Pressure mounts on Merkel to drop plans to close nuclear plants

 

Merkel, who has made a reduction of greenhouse gases one of her main issues, has not yet been drawn into the debate over nuclear power. But the topic is likely to be raised during the high-level meeting Tuesday, which is supposed to decide a long-term energy policy in a country with one of the most powerful anti-nuclear movements among the 27 EU member states.

The last nuclear power reactor in Germany is scheduled to close in 15 years, following the decision taken by Gerhard Schröder's coalition of Social Democrats and Greens in 1999. The grand coalition of Christian Democrats and Social Democrats confirmed that decision when Merkel took power even though her conservative allies have since been increasingly uncomfortable with it.

Michael Müller, the Social Democrat secretary of state in the Environment Ministry, said Monday that the conservatives "must accept the coalition agreement." He said the debate over nuclear energy was being driven by the big power companies, which were more interested in profit than dealing with climate change. Several of the nuclear power plants are based in Hesse, where Koch is seeking re-election next year.

Nuclear power supplies 12 percent of German energy and a quarter of its electricity, according to the International Energy Agency in Paris. In a report on the German energy sector published last month, the agency called on the government to reconsider its decision to phase out nuclear power.

Besides forgoing the benefit of reducing greenhouse emissions, it said that "losing the nuclear option will have a significant impact on energy security, economic efficiency, environmental sustainability and energy diversification."

Other energy experts have challenged assertions that nuclear power was needed to help reduce carbon emissions, saying there were other options available.

"We need a future without nuclear energy," Klaus Töpfer, a former conservative environment minister and former director of the United Nations Environment Program, said in an interview with the Neue Osnabrücker Zeitung. Töpfer said all the interested parties had to sit down "to consider as soon as possible how to develop renewable energies and increase their efficiency."

Merkel, a scientist who was environment minister during the 1990s, has yet to weigh in.
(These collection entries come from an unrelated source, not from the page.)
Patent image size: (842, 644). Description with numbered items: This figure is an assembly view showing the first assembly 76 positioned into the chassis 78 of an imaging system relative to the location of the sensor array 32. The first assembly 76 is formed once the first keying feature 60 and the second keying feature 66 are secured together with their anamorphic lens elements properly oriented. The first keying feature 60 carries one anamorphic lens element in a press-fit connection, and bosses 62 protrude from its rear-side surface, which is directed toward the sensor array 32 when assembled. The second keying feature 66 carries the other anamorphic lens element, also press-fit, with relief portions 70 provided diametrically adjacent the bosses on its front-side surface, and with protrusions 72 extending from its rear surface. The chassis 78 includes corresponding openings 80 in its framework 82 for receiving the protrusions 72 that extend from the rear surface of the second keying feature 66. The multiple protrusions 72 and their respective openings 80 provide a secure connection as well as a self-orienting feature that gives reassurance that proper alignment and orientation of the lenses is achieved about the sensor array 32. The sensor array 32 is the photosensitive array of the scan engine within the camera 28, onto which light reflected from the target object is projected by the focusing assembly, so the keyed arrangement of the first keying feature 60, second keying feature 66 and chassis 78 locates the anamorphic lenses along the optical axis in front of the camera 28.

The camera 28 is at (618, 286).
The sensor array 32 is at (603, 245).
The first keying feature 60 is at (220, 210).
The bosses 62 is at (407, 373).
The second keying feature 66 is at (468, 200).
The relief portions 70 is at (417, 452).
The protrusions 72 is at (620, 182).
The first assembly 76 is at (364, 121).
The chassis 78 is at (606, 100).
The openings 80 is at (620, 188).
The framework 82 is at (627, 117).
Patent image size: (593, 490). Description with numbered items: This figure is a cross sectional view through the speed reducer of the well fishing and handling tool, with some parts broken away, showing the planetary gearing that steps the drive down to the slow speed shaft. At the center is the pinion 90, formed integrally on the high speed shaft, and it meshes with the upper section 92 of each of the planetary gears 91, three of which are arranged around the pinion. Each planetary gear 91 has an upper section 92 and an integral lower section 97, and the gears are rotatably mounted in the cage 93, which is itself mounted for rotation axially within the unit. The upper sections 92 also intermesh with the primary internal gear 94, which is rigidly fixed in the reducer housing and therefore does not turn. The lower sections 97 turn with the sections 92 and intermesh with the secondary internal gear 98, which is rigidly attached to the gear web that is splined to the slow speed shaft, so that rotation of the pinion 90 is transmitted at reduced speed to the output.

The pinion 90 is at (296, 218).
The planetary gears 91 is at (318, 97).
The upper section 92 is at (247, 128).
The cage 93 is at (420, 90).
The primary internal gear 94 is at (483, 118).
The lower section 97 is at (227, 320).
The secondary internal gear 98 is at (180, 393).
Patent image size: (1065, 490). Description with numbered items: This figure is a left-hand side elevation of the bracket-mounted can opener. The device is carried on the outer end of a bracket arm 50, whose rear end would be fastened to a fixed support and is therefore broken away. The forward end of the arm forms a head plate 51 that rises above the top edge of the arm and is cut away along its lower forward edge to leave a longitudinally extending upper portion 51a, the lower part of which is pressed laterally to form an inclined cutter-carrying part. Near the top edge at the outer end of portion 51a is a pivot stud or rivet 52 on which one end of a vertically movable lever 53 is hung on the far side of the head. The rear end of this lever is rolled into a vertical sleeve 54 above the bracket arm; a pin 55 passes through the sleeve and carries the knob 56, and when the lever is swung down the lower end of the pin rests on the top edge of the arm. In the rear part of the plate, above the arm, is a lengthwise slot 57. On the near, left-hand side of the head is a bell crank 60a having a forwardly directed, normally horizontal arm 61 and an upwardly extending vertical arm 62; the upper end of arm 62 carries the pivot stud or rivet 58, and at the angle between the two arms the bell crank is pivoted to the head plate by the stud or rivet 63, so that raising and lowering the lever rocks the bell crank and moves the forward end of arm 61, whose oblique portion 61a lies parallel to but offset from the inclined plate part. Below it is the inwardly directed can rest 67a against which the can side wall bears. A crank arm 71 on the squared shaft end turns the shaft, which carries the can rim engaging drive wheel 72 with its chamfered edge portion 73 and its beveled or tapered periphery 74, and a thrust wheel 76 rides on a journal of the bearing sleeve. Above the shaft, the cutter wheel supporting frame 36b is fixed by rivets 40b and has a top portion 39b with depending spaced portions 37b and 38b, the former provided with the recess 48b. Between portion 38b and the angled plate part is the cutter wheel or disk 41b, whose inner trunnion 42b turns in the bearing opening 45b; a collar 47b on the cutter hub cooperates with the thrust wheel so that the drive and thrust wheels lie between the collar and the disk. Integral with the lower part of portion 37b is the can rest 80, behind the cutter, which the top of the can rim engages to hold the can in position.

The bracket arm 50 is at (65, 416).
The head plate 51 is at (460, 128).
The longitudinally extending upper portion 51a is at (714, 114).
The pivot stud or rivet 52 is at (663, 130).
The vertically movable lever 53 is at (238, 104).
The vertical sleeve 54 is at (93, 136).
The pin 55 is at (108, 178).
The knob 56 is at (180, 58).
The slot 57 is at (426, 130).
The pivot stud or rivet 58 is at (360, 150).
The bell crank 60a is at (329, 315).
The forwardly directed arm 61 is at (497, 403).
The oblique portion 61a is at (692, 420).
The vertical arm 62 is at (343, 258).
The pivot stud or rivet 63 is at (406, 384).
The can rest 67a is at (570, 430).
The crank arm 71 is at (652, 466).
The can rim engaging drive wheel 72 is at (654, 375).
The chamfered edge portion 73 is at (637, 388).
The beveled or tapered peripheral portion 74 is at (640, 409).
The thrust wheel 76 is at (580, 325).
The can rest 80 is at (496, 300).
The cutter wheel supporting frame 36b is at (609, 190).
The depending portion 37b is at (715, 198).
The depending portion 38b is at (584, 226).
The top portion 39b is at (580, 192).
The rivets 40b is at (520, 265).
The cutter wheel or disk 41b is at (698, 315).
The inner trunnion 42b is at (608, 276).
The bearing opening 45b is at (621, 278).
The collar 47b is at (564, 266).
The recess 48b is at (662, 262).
Her energy advisers are exploring ways to build more combined heat and power plants, which are considered energy efficient and have very low carbon emissions.

Analysts said Merkel's energy policy was being constrained by the lack of any clear consensus at the EU level over how to implement a decision made at a summit meeting in March, when leaders agreed to pursue a reduction of at least 20 percent in greenhouse-gas emissions, based on 1990 levels, by the year 2020.

Any decision reached would have significant repercussions on the costs of reducing greenhouse gases in Germany, said analysts.

Merkel wants to push through on the EU level what is called a "fair burden-sharing mechanism" that would take into account the emission reductions achieved so far in the member states.

According to a new energy report by the German Institute for Economic Research in Berlin, if European burden-sharing were fairly distributed and if Germany were to exploit all its energy efficiency potentials, "Germany's climate protection costs would amount to a total of around €1.9 billion," or $2.6 billion, a year, said Claudia Kemfert, one of the report's authors.

If Germany could not negotiate a fair distribution of the burden and could not exploit energy efficiency potential, Kemfert said that the costs would increase to around €5.7 billion a year.